You can take this Conflict Style quiz to learn more about your approach and how your default response impacts your behaviors and attitudes toward conflict. Encourage those around you – roommates, friends, family – to take it, too, so you can learn how to work better together. Sometimes, these styles may appear in conflict with one another, so knowing other people’s styles can be helpful in reframing your approach or working to find alternative solutions when conflict does arise. 

5: Be open to compromise

While it would be nice, change doesn’t happen overnight. Disagreements don’t always resolve the way we’d like, and more often than not, seeing progress requires a series of conversations and a willingness to keep trying.

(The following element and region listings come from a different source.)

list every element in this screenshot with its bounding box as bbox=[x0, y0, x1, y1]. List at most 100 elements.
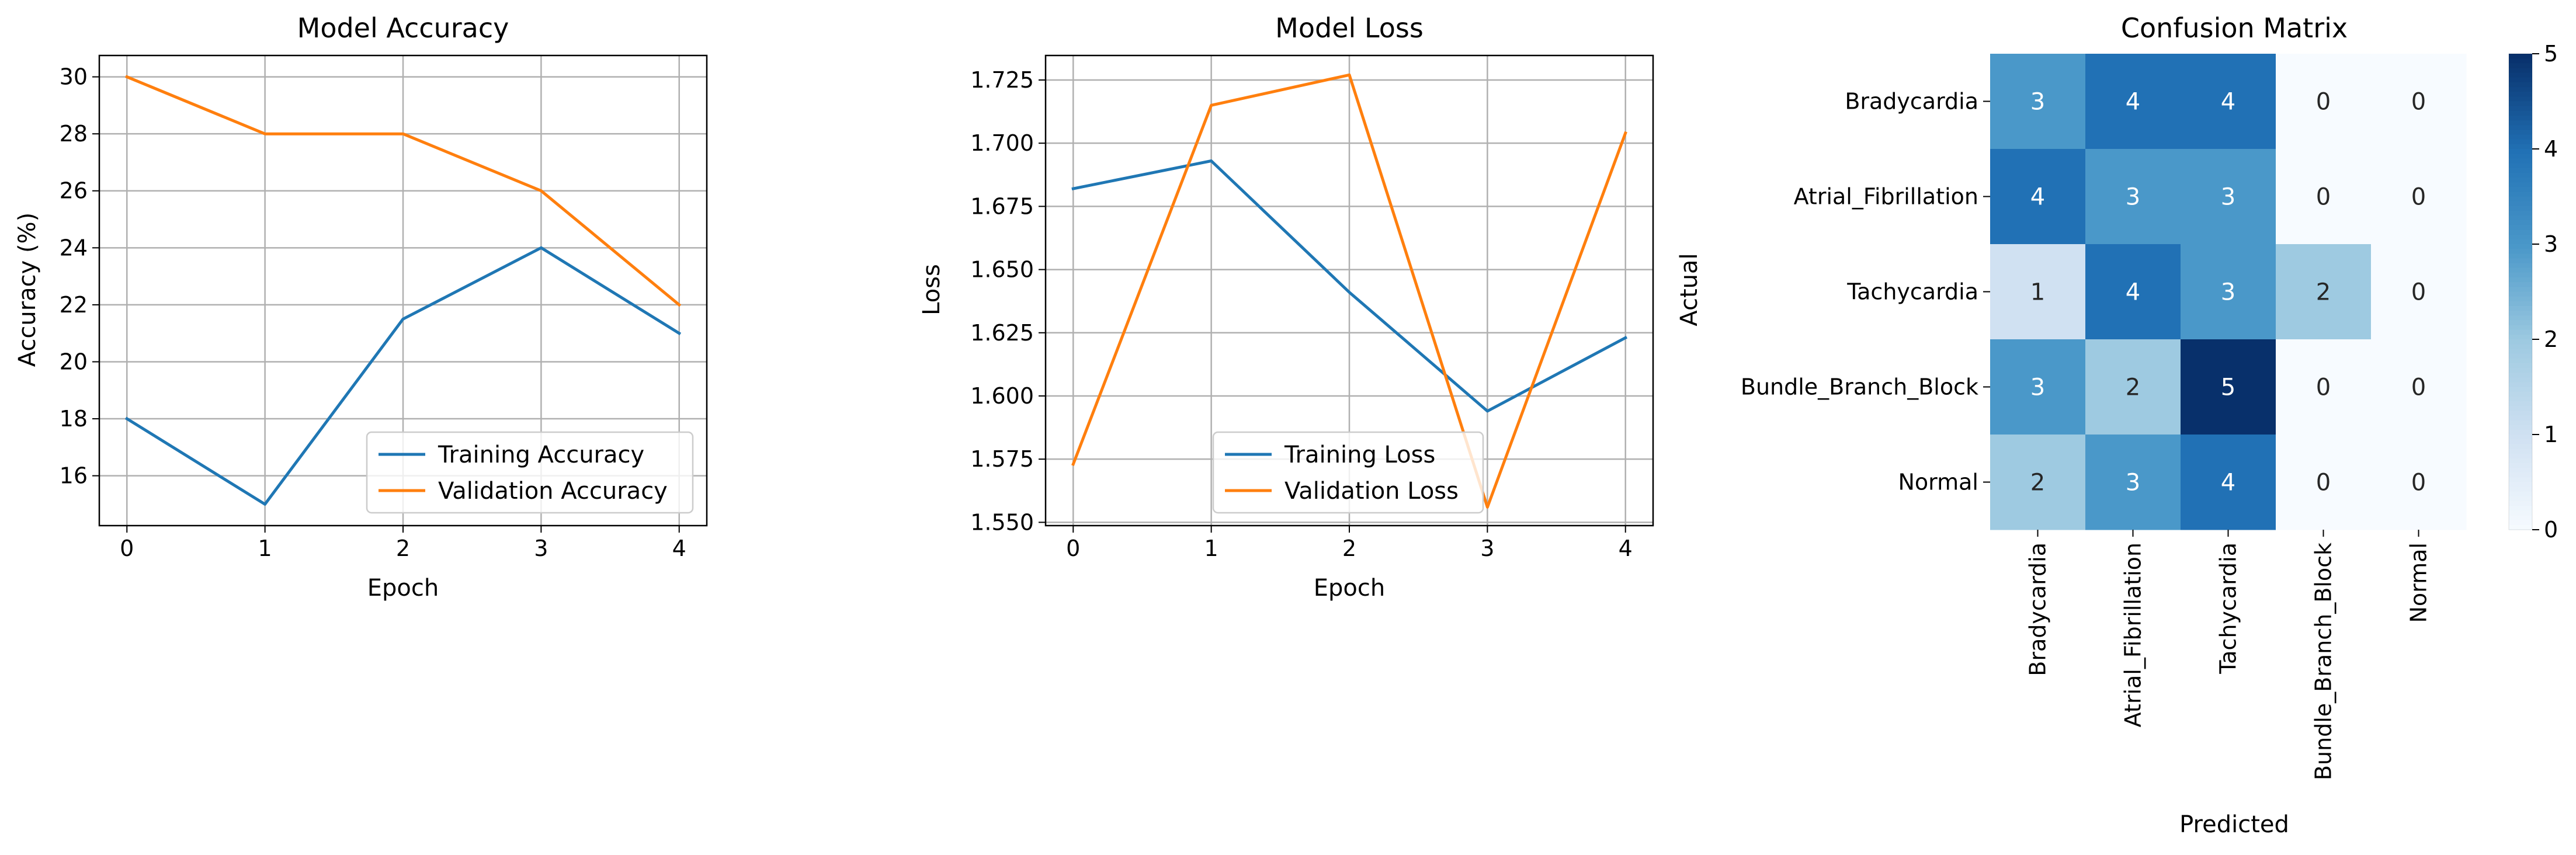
colorbar-segment bbox=[2509, 363, 2532, 369]
y-tick-label: 28 bbox=[60, 121, 88, 147]
chart-title: Model Loss bbox=[1275, 12, 1424, 44]
colorbar-segment bbox=[2509, 163, 2532, 169]
plot-frame bbox=[1044, 54, 1654, 527]
colorbar-tick-label: 1 bbox=[2544, 422, 2558, 447]
y-tick-label: 30 bbox=[60, 64, 88, 90]
row-label: Bundle_Branch_Block bbox=[1741, 374, 1978, 400]
colorbar-segment bbox=[2509, 296, 2532, 302]
colorbar-segment bbox=[2509, 225, 2532, 231]
x-tick-label: 3 bbox=[534, 536, 548, 561]
colorbar-segment bbox=[2509, 82, 2532, 88]
colorbar-segment bbox=[2509, 267, 2532, 273]
row-label: Normal bbox=[1898, 470, 1979, 495]
heatmap-cell bbox=[1990, 54, 2086, 150]
colorbar-segment bbox=[2509, 349, 2532, 354]
colorbar-segment bbox=[2509, 144, 2532, 150]
heatmap-cell-value: 0 bbox=[2411, 279, 2426, 306]
colorbar-segment bbox=[2509, 458, 2532, 464]
y-axis-label: Loss bbox=[918, 264, 945, 315]
legend-label: Validation Accuracy bbox=[438, 478, 668, 505]
heatmap-cell bbox=[2276, 149, 2372, 245]
colorbar-segment bbox=[2509, 449, 2532, 454]
series-line bbox=[124, 246, 682, 506]
heatmap-cell bbox=[2085, 435, 2181, 530]
heatmap-cell-value: 3 bbox=[2221, 184, 2235, 211]
confusion-matrix: Confusion Matrix Predicted Actual 3 4 4 0 0 4… bbox=[1676, 12, 2558, 838]
colorbar-segment bbox=[2509, 401, 2532, 406]
colorbar-segment bbox=[2509, 201, 2532, 207]
colorbar-segment bbox=[2509, 382, 2532, 388]
colorbar-tick-label: 2 bbox=[2544, 326, 2558, 352]
colorbar-segment bbox=[2509, 234, 2532, 240]
heatmap-cell-value: 3 bbox=[2126, 184, 2140, 211]
colorbar-segment bbox=[2509, 258, 2532, 264]
colorbar-segment bbox=[2509, 344, 2532, 349]
heatmap-cell bbox=[2276, 54, 2372, 150]
y-tick-label: 22 bbox=[60, 292, 88, 318]
column-label: Atrial_Fibrillation bbox=[2120, 543, 2146, 727]
colorbar-segment bbox=[2509, 96, 2532, 102]
y-tick-label: 26 bbox=[60, 178, 88, 204]
colorbar-segment bbox=[2509, 263, 2532, 269]
heatmap-cell-value: 0 bbox=[2411, 374, 2426, 401]
colorbar-segment bbox=[2509, 510, 2532, 516]
heatmap-cell-value: 4 bbox=[2126, 279, 2140, 306]
colorbar-segment bbox=[2509, 177, 2532, 183]
heatmap-cell-value: 4 bbox=[2030, 184, 2045, 211]
heatmap-cell-value: 4 bbox=[2221, 470, 2235, 496]
colorbar-segment bbox=[2509, 172, 2532, 178]
colorbar-segment bbox=[2509, 468, 2532, 473]
colorbar-segment bbox=[2509, 439, 2532, 444]
colorbar-segment bbox=[2509, 287, 2532, 293]
colorbar-segment bbox=[2509, 216, 2532, 221]
colorbar-segment bbox=[2509, 501, 2532, 506]
heatmap-cell bbox=[2371, 244, 2467, 340]
colorbar-segment bbox=[2509, 311, 2532, 316]
y-tick-label: 1.700 bbox=[970, 130, 1034, 156]
colorbar-segment bbox=[2509, 149, 2532, 154]
legend-box bbox=[366, 431, 694, 514]
legend-label: Training Loss bbox=[1284, 442, 1435, 468]
column-label: Bundle_Branch_Block bbox=[2311, 543, 2337, 780]
colorbar-segment bbox=[2509, 92, 2532, 97]
colorbar-segment bbox=[2509, 120, 2532, 126]
colorbar-segment bbox=[2509, 187, 2532, 192]
colorbar-segment bbox=[2509, 406, 2532, 411]
heatmap-cell-value: 0 bbox=[2411, 184, 2426, 211]
colorbar-segment bbox=[2509, 282, 2532, 287]
x-tick-label: 4 bbox=[672, 536, 686, 561]
colorbar-segment bbox=[2509, 411, 2532, 416]
colorbar-segment bbox=[2509, 272, 2532, 278]
colorbar-segment bbox=[2509, 182, 2532, 187]
heatmap-cell bbox=[2371, 149, 2467, 245]
colorbar-segment bbox=[2509, 115, 2532, 121]
colorbar-tick-label: 0 bbox=[2544, 517, 2558, 543]
heatmap-cell-value: 4 bbox=[2126, 89, 2140, 116]
colorbar-segment bbox=[2509, 515, 2532, 521]
colorbar-segment bbox=[2509, 106, 2532, 112]
heatmap-cell bbox=[2181, 149, 2276, 245]
colorbar-segment bbox=[2509, 334, 2532, 340]
y-tick-label: 1.600 bbox=[970, 383, 1034, 409]
colorbar-segment bbox=[2509, 429, 2532, 435]
colorbar-segment bbox=[2509, 486, 2532, 492]
colorbar-segment bbox=[2509, 320, 2532, 326]
colorbar-segment bbox=[2509, 110, 2532, 116]
heatmap-cell bbox=[2371, 54, 2467, 150]
series-line bbox=[125, 75, 682, 307]
heatmap-cell bbox=[2181, 54, 2276, 150]
heatmap-cell bbox=[1990, 435, 2086, 530]
colorbar-segment bbox=[2509, 253, 2532, 259]
heatmap-cell bbox=[2181, 244, 2276, 340]
colorbar-segment bbox=[2509, 291, 2532, 297]
colorbar-segment bbox=[2509, 158, 2532, 164]
heatmap-cell bbox=[2276, 435, 2372, 530]
colorbar-segment bbox=[2509, 63, 2532, 69]
heatmap-cell bbox=[2276, 244, 2372, 340]
heatmap-cell-value: 3 bbox=[2126, 470, 2140, 496]
colorbar-tick-label: 5 bbox=[2544, 41, 2558, 67]
colorbar-segment bbox=[2509, 524, 2532, 530]
colorbar-segment bbox=[2509, 358, 2532, 364]
x-tick-label: 0 bbox=[120, 536, 134, 561]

If things feel like they’re unresolved, let the person know you appreciate their time and you’d like to follow up with them in the future. If things are resolved quickly, share your appreciation and gratitude with the other person and let them know you value their help and input.

If you live on campus and need additional support, your RA can be a great resource to help mediate conversations and help everyone come to an agreement. Talk with your roommate, and set up a time with your RA to discuss any unresolved issues. If you live off-campus or would like to explore other resources, the Conflict Resolution Program provides services to help students navigate conflicts in a variety of relationships, including roommates, partners, friends, professors, classmates and more. They offer free workshops and coaching sessions for students looking to improve their skills around conflict management and conflict resolution.